I dont like changing default behavior (default configurations). I saw it's a desired behavior and the good practice is to show the data as soon as possible to the user, even if you refresh twice the screen.
I dont think is a bad practice to filter on fromCache === false when we dont have a choise. (In my case I do more requests after i receive this first one so due to promises and other async 'tasks' cache/server order is completly lost )
See this closed issue
getChats(user : User) {
return this.afs.collection<Chat>("chats",
ref => ref.where('participantsId', 'array-contains', user.id)
.snapshotChanges()
.pipe(filter(c=> c.payload.doc.metadata.fromCache === false)).
.pipe(map(//probaly want to parse your object here))
}
if using AngularFire2 you can try:
I read on the Internet that you can disable offline persistence - which caches your results -by not calling enablePersistence() on AngularFireStoreModule.
I have done the first and still had no success, but try it first. What I managed to do to get rid of caching results was to use the get() method from class DocumentReference. This method receives as parameter a GetOptions, which you can force the data to come from server. Usage example:
// fireStore is a instance of AngularFireStore injected by AngularFire2
let collection = fireStore.collection<any>("my-collection-name");
let options:GetOptions = {source:"server"}
collection.ref.get(options).then(results=>{
// results contains an array property called docs with collection's documents.
});
Persistence and caching should be disabled for angular/fire by default but it is not and there is no way to turn it off. As such, #BorisD's answer is correct but he hasn't explained it too well. Here's a full example for converting valueChanges to snapshotChanges.

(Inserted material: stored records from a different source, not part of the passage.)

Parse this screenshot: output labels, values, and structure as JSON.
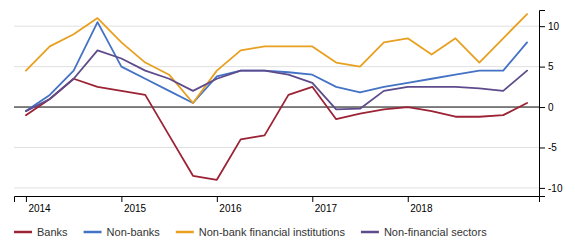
{
  "chart_data": {
    "type": "line",
    "categories": [
      "2014",
      null,
      null,
      null,
      "2015",
      null,
      null,
      null,
      "2016",
      null,
      null,
      null,
      "2017",
      null,
      null,
      null,
      "2018",
      null,
      null,
      null,
      null,
      null
    ],
    "series": [
      {
        "name": "Banks",
        "color": "#9b2335",
        "values": [
          -1.0,
          1.0,
          3.5,
          2.5,
          2.0,
          1.5,
          -3.5,
          -8.5,
          -9.0,
          -4.0,
          -3.5,
          1.5,
          2.5,
          -1.5,
          -0.8,
          -0.3,
          0.0,
          -0.5,
          -1.2,
          -1.2,
          -1.0,
          0.5
        ]
      },
      {
        "name": "Non-banks",
        "color": "#4472c4",
        "values": [
          -0.5,
          1.5,
          4.5,
          10.5,
          5.0,
          3.5,
          2.0,
          0.5,
          3.8,
          4.5,
          4.5,
          4.3,
          4.0,
          2.5,
          1.8,
          2.5,
          3.0,
          3.5,
          4.0,
          4.5,
          4.5,
          8.0
        ]
      },
      {
        "name": "Non-bank financial institutions",
        "color": "#e8a020",
        "values": [
          4.5,
          7.5,
          9.0,
          11.0,
          8.0,
          5.5,
          4.0,
          0.5,
          4.5,
          7.0,
          7.5,
          7.5,
          7.5,
          5.5,
          5.0,
          8.0,
          8.5,
          6.5,
          8.5,
          5.5,
          8.5,
          11.5
        ]
      },
      {
        "name": "Non-financial sectors",
        "color": "#5e4b8b",
        "values": [
          -0.5,
          1.0,
          3.5,
          7.0,
          6.0,
          4.5,
          3.5,
          2.0,
          3.5,
          4.5,
          4.5,
          4.0,
          3.0,
          -0.3,
          -0.2,
          2.0,
          2.5,
          2.5,
          2.5,
          2.3,
          2.0,
          4.5
        ]
      }
    ],
    "ylim": [
      -11,
      12
    ],
    "yticks": [
      -10,
      -5,
      0,
      5,
      10
    ],
    "grid": true,
    "legend": "bottom"
  }
}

constructor(private afs: AngularFirestore) {}
private getSequences(collection: string): Observable<IPaddedSequence[]> {
return this.afs.collection<IFirestoreVideo>('videos', ref => {
return ref
.where('flowPlayerProcessed', '==', true)
.orderBy('sequence', 'asc')
}).valueChanges().pipe(
map((results: IFirestoreVideo[]) => results.map((result: IFirestoreVideo) => ({ videoId: result.id, sequence: result.sequence })))
)
}
Converting the above to use snapshotChanges to filter out stuff from cache:
constructor(private afs: AngularFirestore) {}
private getSequences(collection: string): Observable<IPaddedSequence[]> {
return this.afs.collection<IFirestoreVideo>('videos', ref => {
return ref
.where('flowPlayerProcessed', '==', true)
.orderBy('sequence', 'asc')
}).snapshotChanges().pipe(
filter((actions: DocumentChangeAction<any>[], idx: number) => idx > 0 || actions.every(a => a.payload.doc.metadata.fromCache === false)),
map((actions: DocumentChangeAction<any>[]) => actions.map(a => ({ id: a.payload.doc.id, ...a.payload.doc.data() }))),
map((results: IFirestoreVideo[]) => results.map((result: IFirestoreVideo) => ({ videoId: result.id, sequence: result.sequence })))
)
}
The only differences are that valueChanges changes to snapshotChanges and then add the filter DocumentChangeAction and map DocumentChangeAction lines at the top of the snapshotChanges pipe, everything else remains unchanged.